Watson Machine Learning Accelerator provides GPU resource sharing enforcement by setting the share ratio for the resource plans within a cluster.

Resource sharing refers to the temporary allocation of unowned resources from a share pool or cluster to a project with an unsatisfied requests. You can configure resource sharing for your projects by setting the share ratio, which specifies the ratio of resources to be allocated from the share pool or cluster.

Distribution model

By default, planned share ratios are enforced at the child resource plan level in a namespace. This means that existing share policies guarantee that each application (registered at a child resource plan level) receives its requested number of resources when needed. If an application does not have sufficient need to warrant receiving all its requested resources, the unused resources are distributed to all projects within the resource plan and filtered down to child resource plans as per their relative share ratios.
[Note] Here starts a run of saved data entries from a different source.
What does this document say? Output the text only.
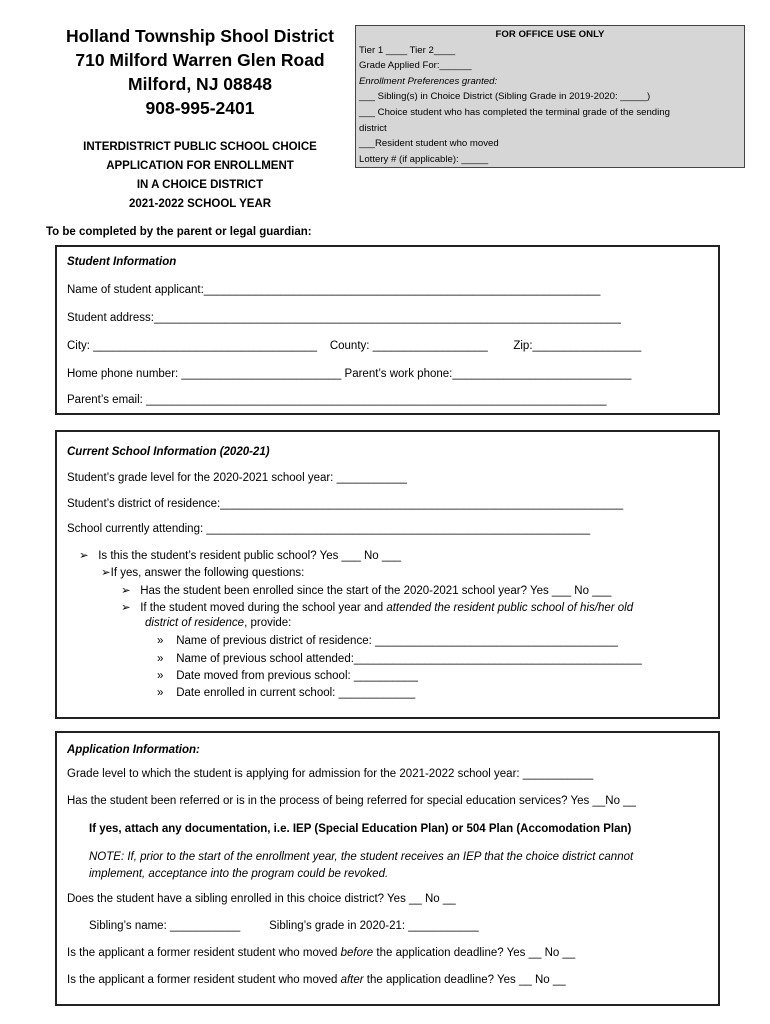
Holland Township Shool District
710 Milford Warren Glen Road
Milford, NJ 08848
908-995-2401
INTERDISTRICT PUBLIC SCHOOL CHOICE
APPLICATION FOR ENROLLMENT
IN A CHOICE DISTRICT
2021-2022 SCHOOL YEAR
FOR OFFICE USE ONLY
Tier 1 ____ Tier 2____
Grade Applied For:______
Enrollment Preferences granted:
___ Sibling(s) in Choice District (Sibling Grade in 2019-2020: _____)
___ Choice student who has completed the terminal grade of the sending
district
___Resident student who moved
Lottery # (if applicable): _____
To be completed by the parent or legal guardian:
Student Information
Name of student applicant:______________________________________________________________
Student address:_________________________________________________________________________
City: ___________________________________ County: __________________ Zip:_________________
Home phone number: _________________________ Parent’s work phone:____________________________
Parent’s email: ________________________________________________________________________
Current School Information (2020-21)
Student’s grade level for the 2020-2021 school year: ___________
Student’s district of residence:_______________________________________________________________
School currently attending: ____________________________________________________________
➢ Is this the student’s resident public school? Yes ___ No ___
➢If yes, answer the following questions:
➢ Has the student been enrolled since the start of the 2020-2021 school year? Yes ___ No ___
➢ If the student moved during the school year and attended the resident public school of his/her old
district of residence, provide:
» Name of previous district of residence: ______________________________________
» Name of previous school attended:_____________________________________________
» Date moved from previous school: __________
» Date enrolled in current school: ____________
Application Information:
Grade level to which the student is applying for admission for the 2021-2022 school year: ___________
Has the student been referred or is in the process of being referred for special education services? Yes __No __
If yes, attach any documentation, i.e. IEP (Special Education Plan) or 504 Plan (Accomodation Plan)
NOTE: If, prior to the start of the enrollment year, the student receives an IEP that the choice district cannot
implement, acceptance into the program could be revoked.
Does the student have a sibling enrolled in this choice district? Yes __ No __
Sibling’s name: ___________	Sibling’s grade in 2020-21: ___________
Is the applicant a former resident student who moved before the application deadline? Yes __ No __
Is the applicant a former resident student who moved after the application deadline? Yes __ No __
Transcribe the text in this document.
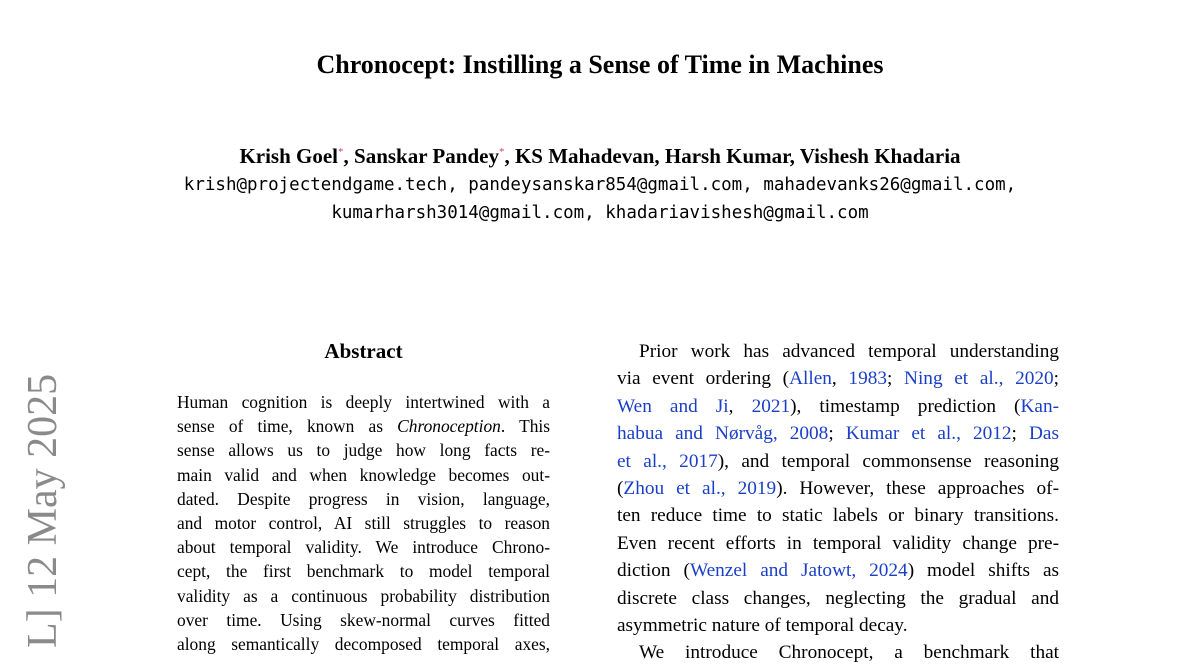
Chronocept: Instilling a Sense of Time in Machines
Krish Goel*, Sanskar Pandey*, KS Mahadevan, Harsh Kumar, Vishesh Khadaria
krish@projectendgame.tech, pandeysanskar854@gmail.com, mahadevanks26@gmail.com,
kumarharsh3014@gmail.com, khadariavishesh@gmail.com
L] 12 May 2025
Abstract
Human cognition is deeply intertwined with a
sense of time, known as Chronoception. This
sense allows us to judge how long facts re-
main valid and when knowledge becomes out-
dated. Despite progress in vision, language,
and motor control, AI still struggles to reason
about temporal validity. We introduce Chrono-
cept, the first benchmark to model temporal
validity as a continuous probability distribution
over time. Using skew-normal curves fitted
along semantically decomposed temporal axes,
Prior work has advanced temporal understanding
via event ordering (Allen, 1983; Ning et al., 2020;
Wen and Ji, 2021), timestamp prediction (Kan-
habua and Nørvåg, 2008; Kumar et al., 2012; Das
et al., 2017), and temporal commonsense reasoning
(Zhou et al., 2019). However, these approaches of-
ten reduce time to static labels or binary transitions.
Even recent efforts in temporal validity change pre-
diction (Wenzel and Jatowt, 2024) model shifts as
discrete class changes, neglecting the gradual and
asymmetric nature of temporal decay.
We introduce Chronocept, a benchmark that
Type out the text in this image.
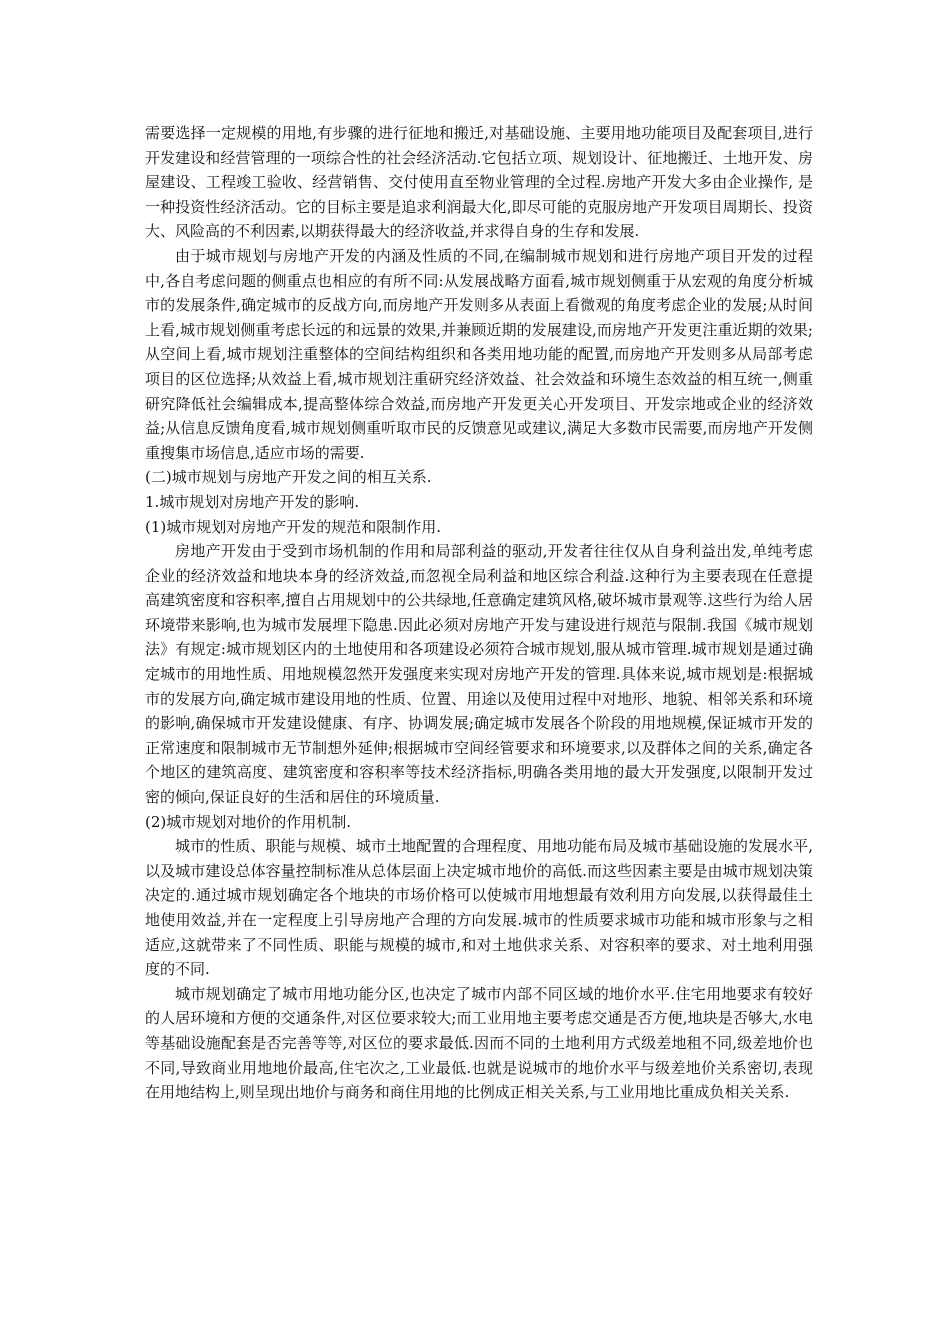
需要选择一定规模的用地,有步骤的进行征地和搬迁,对基础设施、主要用地功能项目及配套项目,进行开发建设和经营管理的一项综合性的社会经济活动.它包括立项、规划设计、征地搬迁、土地开发、房屋建设、工程竣工验收、经营销售、交付使用直至物业管理的全过程.房地产开发大多由企业操作, 是一种投资性经济活动。它的目标主要是追求利润最大化,即尽可能的克服房地产开发项目周期长、投资大、风险高的不利因素,以期获得最大的经济收益,并求得自身的生存和发展.

由于城市规划与房地产开发的内涵及性质的不同,在编制城市规划和进行房地产项目开发的过程中,各自考虑问题的侧重点也相应的有所不同:从发展战略方面看,城市规划侧重于从宏观的角度分析城市的发展条件,确定城市的反战方向,而房地产开发则多从表面上看微观的角度考虑企业的发展;从时间上看,城市规划侧重考虑长远的和远景的效果,并兼顾近期的发展建设,而房地产开发更注重近期的效果;从空间上看,城市规划注重整体的空间结构组织和各类用地功能的配置,而房地产开发则多从局部考虑项目的区位选择;从效益上看,城市规划注重研究经济效益、社会效益和环境生态效益的相互统一,侧重研究降低社会编辑成本,提高整体综合效益,而房地产开发更关心开发项目、开发宗地或企业的经济效益;从信息反馈角度看,城市规划侧重听取市民的反馈意见或建议,满足大多数市民需要,而房地产开发侧重搜集市场信息,适应市场的需要.

(二)城市规划与房地产开发之间的相互关系.

1.城市规划对房地产开发的影响.

(1)城市规划对房地产开发的规范和限制作用.

房地产开发由于受到市场机制的作用和局部利益的驱动,开发者往往仅从自身利益出发,单纯考虑企业的经济效益和地块本身的经济效益,而忽视全局利益和地区综合利益.这种行为主要表现在任意提高建筑密度和容积率,擅自占用规划中的公共绿地,任意确定建筑风格,破坏城市景观等.这些行为给人居环境带来影响,也为城市发展埋下隐患.因此必须对房地产开发与建设进行规范与限制.我国《城市规划法》有规定:城市规划区内的土地使用和各项建设必须符合城市规划,服从城市管理.城市规划是通过确定城市的用地性质、用地规模忽然开发强度来实现对房地产开发的管理.具体来说,城市规划是:根据城市的发展方向,确定城市建设用地的性质、位置、用途以及使用过程中对地形、地貌、相邻关系和环境的影响,确保城市开发建设健康、有序、协调发展;确定城市发展各个阶段的用地规模,保证城市开发的正常速度和限制城市无节制想外延伸;根据城市空间经管要求和环境要求,以及群体之间的关系,确定各个地区的建筑高度、建筑密度和容积率等技术经济指标,明确各类用地的最大开发强度,以限制开发过密的倾向,保证良好的生活和居住的环境质量.

(2)城市规划对地价的作用机制.

城市的性质、职能与规模、城市土地配置的合理程度、用地功能布局及城市基础设施的发展水平,以及城市建设总体容量控制标准从总体层面上决定城市地价的高低.而这些因素主要是由城市规划决策决定的.通过城市规划确定各个地块的市场价格可以使城市用地想最有效利用方向发展,以获得最佳土地使用效益,并在一定程度上引导房地产合理的方向发展.城市的性质要求城市功能和城市形象与之相适应,这就带来了不同性质、职能与规模的城市,和对土地供求关系、对容积率的要求、对土地利用强度的不同.

城市规划确定了城市用地功能分区,也决定了城市内部不同区域的地价水平.住宅用地要求有较好的人居环境和方便的交通条件,对区位要求较大;而工业用地主要考虑交通是否方便,地块是否够大,水电等基础设施配套是否完善等等,对区位的要求最低.因而不同的土地利用方式级差地租不同,级差地价也不同,导致商业用地地价最高,住宅次之,工业最低.也就是说城市的地价水平与级差地价关系密切,表现在用地结构上,则呈现出地价与商务和商住用地的比例成正相关关系,与工业用地比重成负相关关系.
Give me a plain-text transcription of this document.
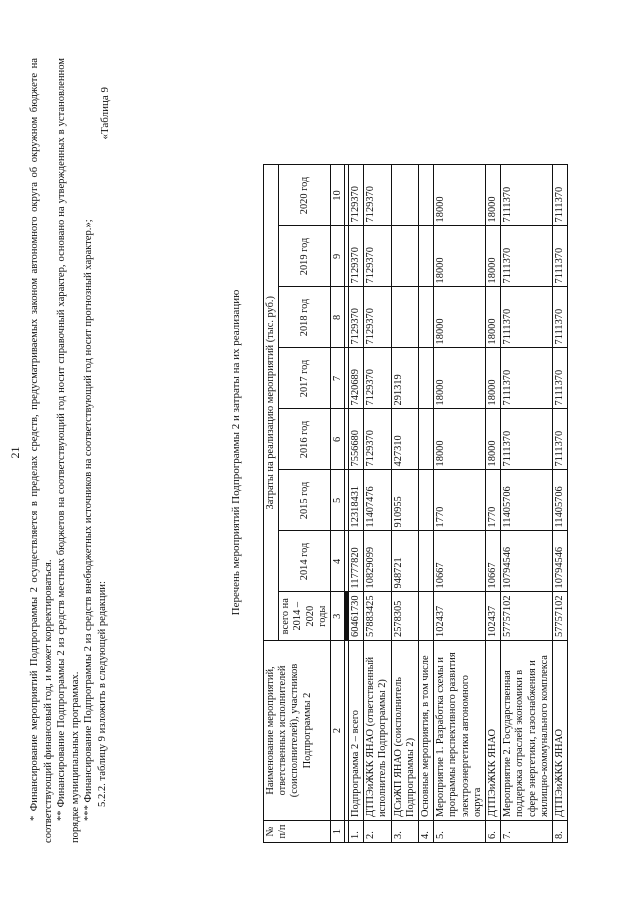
21 * Финансирование мероприятий Подпрограммы 2 осуществляется в пределах средств, предусматриваемых законом автономного округа об окружном бюджете на соответствующий финансовый год, и может корректироваться. ** Финансирование Подпрограммы 2 из средств местных бюджетов на соответствующий год носит справочный характер, основано на утвержденных в установленном порядке муниципальных программах. *** Финансирование Подпрограммы 2 из средств внебюджетных источников на соответствующий год носит прогнозный характер.»; 5.2.2. таблицу 9 изложить в следующей редакции:

«Таблица 9
Перечень мероприятий Подпрограммы 2 и затраты на их реализацию
№ п/п	Наименование мероприятий, ответственных исполнителей (соисполнителей), участников Подпрограммы 2	Затраты на реализацию мероприятий (тыс. руб.)							
		всего на 2014 – 2020 годы	2014 год	2015 год	2016 год	2017 год	2018 год	2019 год	2020 год
1	2	3	4	5	6	7	8	9	10

1.	Подпрограмма 2 – всего	60461730	11777820	12318431	7556680	7420689	7129370	7129370	7129370
2.	ДТПЭиЖКК ЯНАО (ответственный исполнитель Подпрограммы 2)	57883425	10829099	11407476	7129370	7129370	7129370	7129370	7129370
3.	ДСиЖП ЯНАО (соисполнитель Подпрограммы 2)	2578305	948721	910955	427310	291319			
4.	Основные мероприятия, в том числе								
5.	Мероприятие 1. Разработка схемы и программы перспективного развития электроэнергетики автономного округа	102437	10667	1770	18000	18000	18000	18000	18000
6.	ДТПЭиЖКК ЯНАО	102437	10667	1770	18000	18000	18000	18000	18000
7.	Мероприятие 2. Государственная поддержка отраслей экономики в сфере энергетики, газоснабжения и жилищно-коммунального комплекса	57757102	10794546	11405706	7111370	7111370	7111370	7111370	7111370
8.	ДТПЭиЖКК ЯНАО	57757102	10794546	11405706	7111370	7111370	7111370	7111370	7111370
For example, if all applications (registered to child resource plans or projects) are configured with equal share ratios; each project has a 1:1 share of the resources distributed to its parent (top-level project in a resource plan). Assuming all applications have the same number of requests, they all receive the same number of resources.

Building on the example resource distribution model, if one of the applications no longer demonstrates a resource demand, its requested resources are distributed to other child resource plans in the project according to their configured share ratios (in this case, the share ratios are equal).

Reclaim behavior

If reclaim is triggered, a child resource plan takes back its requested number of resources in use by other projects, up to its planned share. For example, if a child project is experiencing an unmet demand, it reclaims resources directly from another child resource plan who is using more than its planned share of resources.

The first child resource plan reclaims without consideration of the needs or planned share ratio of the second project. The first child resource plan does not care if the project that it reclaims from falls below the project's deserved number of resources.